Y sin solicitar otra cosa, el Padre Gaucher volvió a sus alambiques rápido como una cogujada.

En efecto: desde aquel día, todas las noches, al terminarse las completas, el oficiante tenía buen cuidado de decir:

—Oremos por nuestro pobre Padre Gaucher, que sacrifica su alma a los intereses de la comunidad.
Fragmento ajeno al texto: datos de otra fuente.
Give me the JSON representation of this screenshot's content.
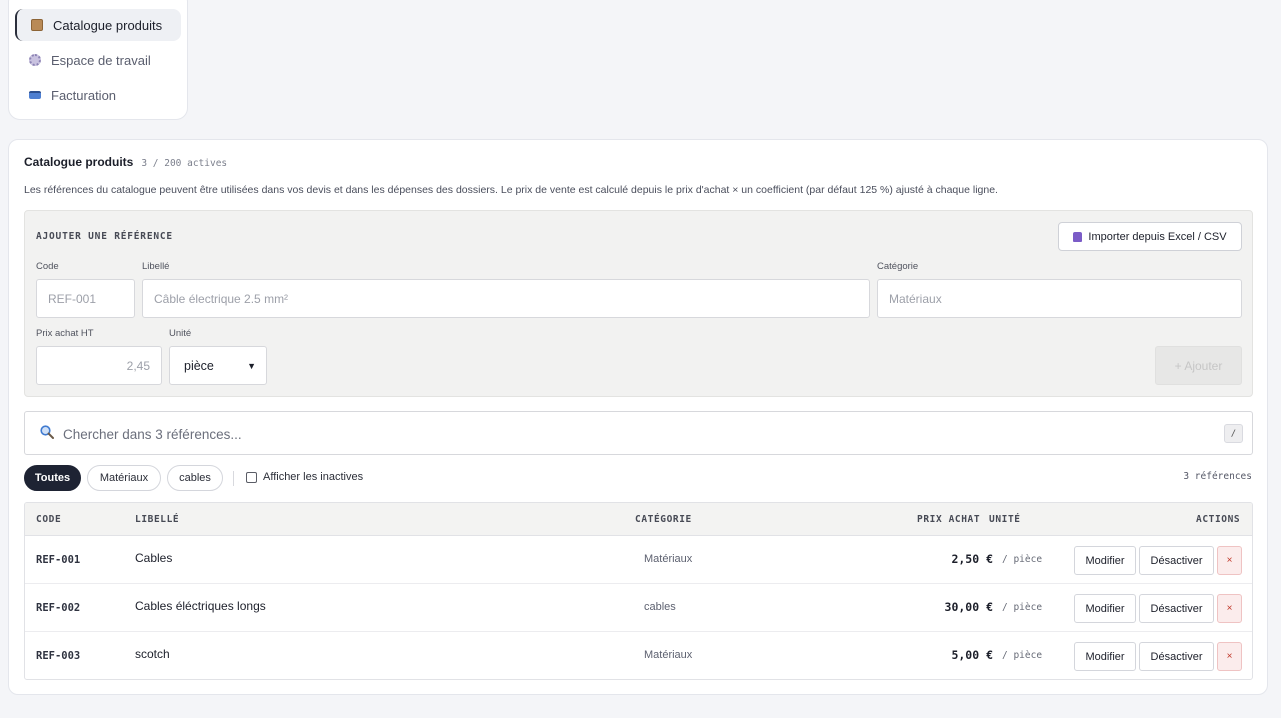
{
  "sidebar": {
    "items": [
      {
        "label": "Catalogue produits",
        "icon": "package-icon",
        "active": true
      },
      {
        "label": "Espace de travail",
        "icon": "gear-icon",
        "active": false
      },
      {
        "label": "Facturation",
        "icon": "credit-card-icon",
        "active": false
      }
    ]
  },
  "header": {
    "title": "Catalogue produits",
    "count": "3 / 200 actives",
    "description": "Les références du catalogue peuvent être utilisées dans vos devis et dans les dépenses des dossiers. Le prix de vente est calculé depuis le prix d'achat × un coefficient (par défaut 125 %) ajusté à chaque ligne."
  },
  "add_panel": {
    "title": "AJOUTER UNE RÉFÉRENCE",
    "import_label": "Importer depuis Excel / CSV",
    "code_label": "Code",
    "code_placeholder": "REF-001",
    "libelle_label": "Libellé",
    "libelle_placeholder": "Câble électrique 2.5 mm²",
    "categorie_label": "Catégorie",
    "categorie_placeholder": "Matériaux",
    "prix_label": "Prix achat HT",
    "prix_placeholder": "2,45",
    "unite_label": "Unité",
    "unite_value": "pièce",
    "add_label": "+ Ajouter"
  },
  "search": {
    "placeholder": "Chercher dans 3 références...",
    "shortcut": "/"
  },
  "filters": {
    "chips": [
      "Toutes",
      "Matériaux",
      "cables"
    ],
    "active": "Toutes",
    "show_inactive_label": "Afficher les inactives",
    "ref_count": "3 références"
  },
  "table": {
    "headers": {
      "code": "CODE",
      "libelle": "LIBELLÉ",
      "categorie": "CATÉGORIE",
      "prix": "PRIX ACHAT",
      "unite": "UNITÉ",
      "actions": "ACTIONS"
    },
    "rows": [
      {
        "code": "REF-001",
        "libelle": "Cables",
        "categorie": "Matériaux",
        "prix": "2,50 €",
        "unite": "/ pièce"
      },
      {
        "code": "REF-002",
        "libelle": "Cables éléctriques longs",
        "categorie": "cables",
        "prix": "30,00 €",
        "unite": "/ pièce"
      },
      {
        "code": "REF-003",
        "libelle": "scotch",
        "categorie": "Matériaux",
        "prix": "5,00 €",
        "unite": "/ pièce"
      }
    ],
    "modify_label": "Modifier",
    "deactivate_label": "Désactiver",
    "delete_label": "×"
  },
  "colors": {
    "accent_dark": "#1e2333",
    "delete_red": "#c0392b"
  }
}
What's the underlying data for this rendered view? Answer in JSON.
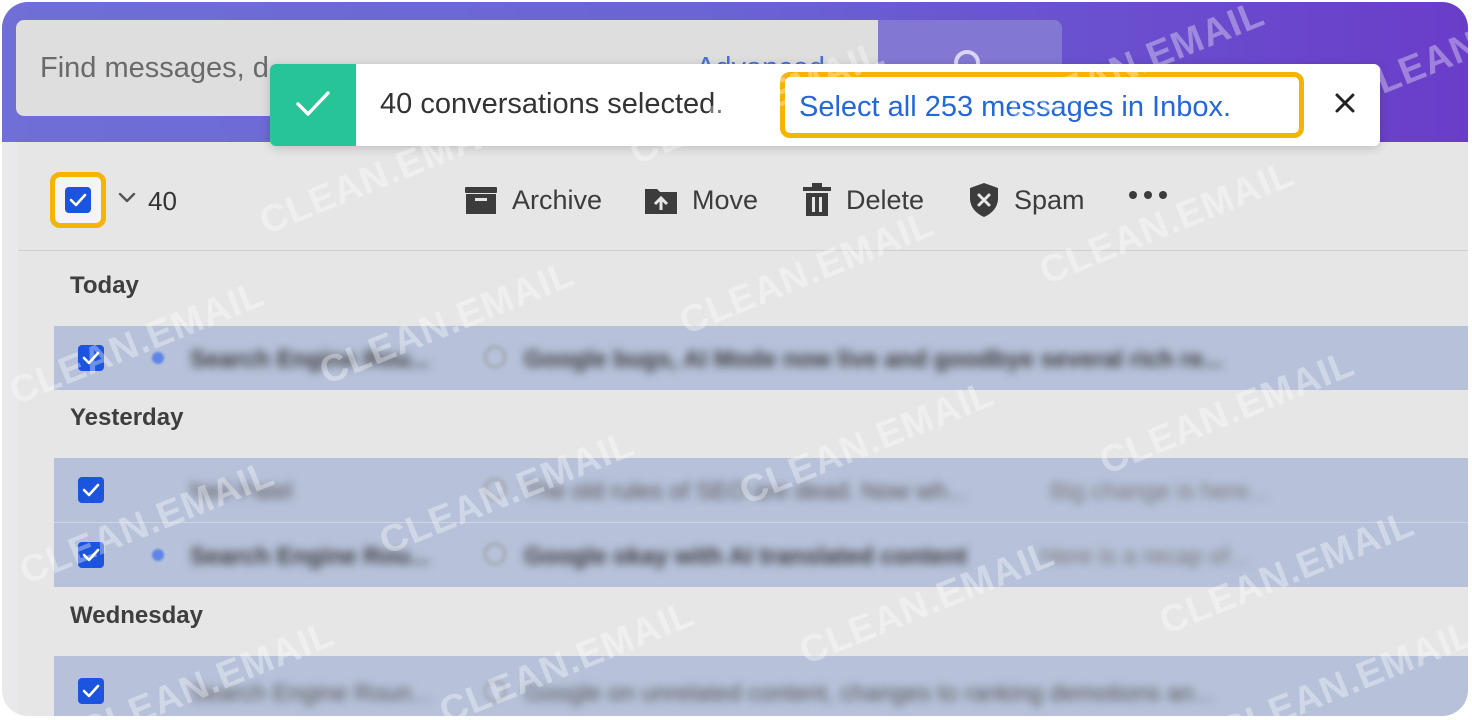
{
  "search": {
    "placeholder_visible": "Find messages, d",
    "advanced_fragment": "Advanced"
  },
  "toast": {
    "message": "40 conversations selected.",
    "link": "Select all 253 messages in Inbox.",
    "close": "×",
    "accent": "#27c498"
  },
  "toolbar": {
    "count": "40",
    "archive": "Archive",
    "move": "Move",
    "delete": "Delete",
    "spam": "Spam"
  },
  "groups": {
    "today": "Today",
    "yesterday": "Yesterday",
    "wednesday": "Wednesday"
  },
  "rows": [
    {
      "sender": "Search Engine Rou...",
      "subject": "Google bugs, AI Mode now live and goodbye several rich re...",
      "preview": "",
      "unread": true
    },
    {
      "sender": "Neil Patel",
      "subject": "The old rules of SEO are dead. Now wh...",
      "preview": "Big change is here...",
      "unread": false
    },
    {
      "sender": "Search Engine Rou...",
      "subject": "Google okay with AI translated content",
      "preview": "Here is a recap of...",
      "unread": true
    },
    {
      "sender": "Search Engine Roun...",
      "subject": "Google on unrelated content, changes to ranking demotions an...",
      "preview": "",
      "unread": false
    }
  ],
  "watermark": "CLEAN.EMAIL",
  "colors": {
    "topbar": "#6a63d4",
    "checkbox": "#1b55df",
    "highlight": "#f5b400",
    "link": "#2468d8",
    "selected_row": "#b7c2da"
  }
}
Oremus, Domine….

Y en tanto que sobre todas estas capuchas blancas, prosternadas en la sombra de las naves, la oración corría murmurando como un vientecillo sobre la nieve, allí, en lo último del convento, detrás de la vidriera iluminada del destilatorio, oíase al Padre Gaucher, que cantaba a voz en grito :

«Hay en París un blanco papá,
Patatín, patatán; tarabú, taraba.
Hay en París un blanco papá ,
Que a los frailecitos hace bailar.
Trin tran, trin tran,
En los jardines….»

Al llegar aquí, el pobre cura se detuvo espantado.

—¡Misericordia! (dijo); ¡si me oyeran mis feligreses!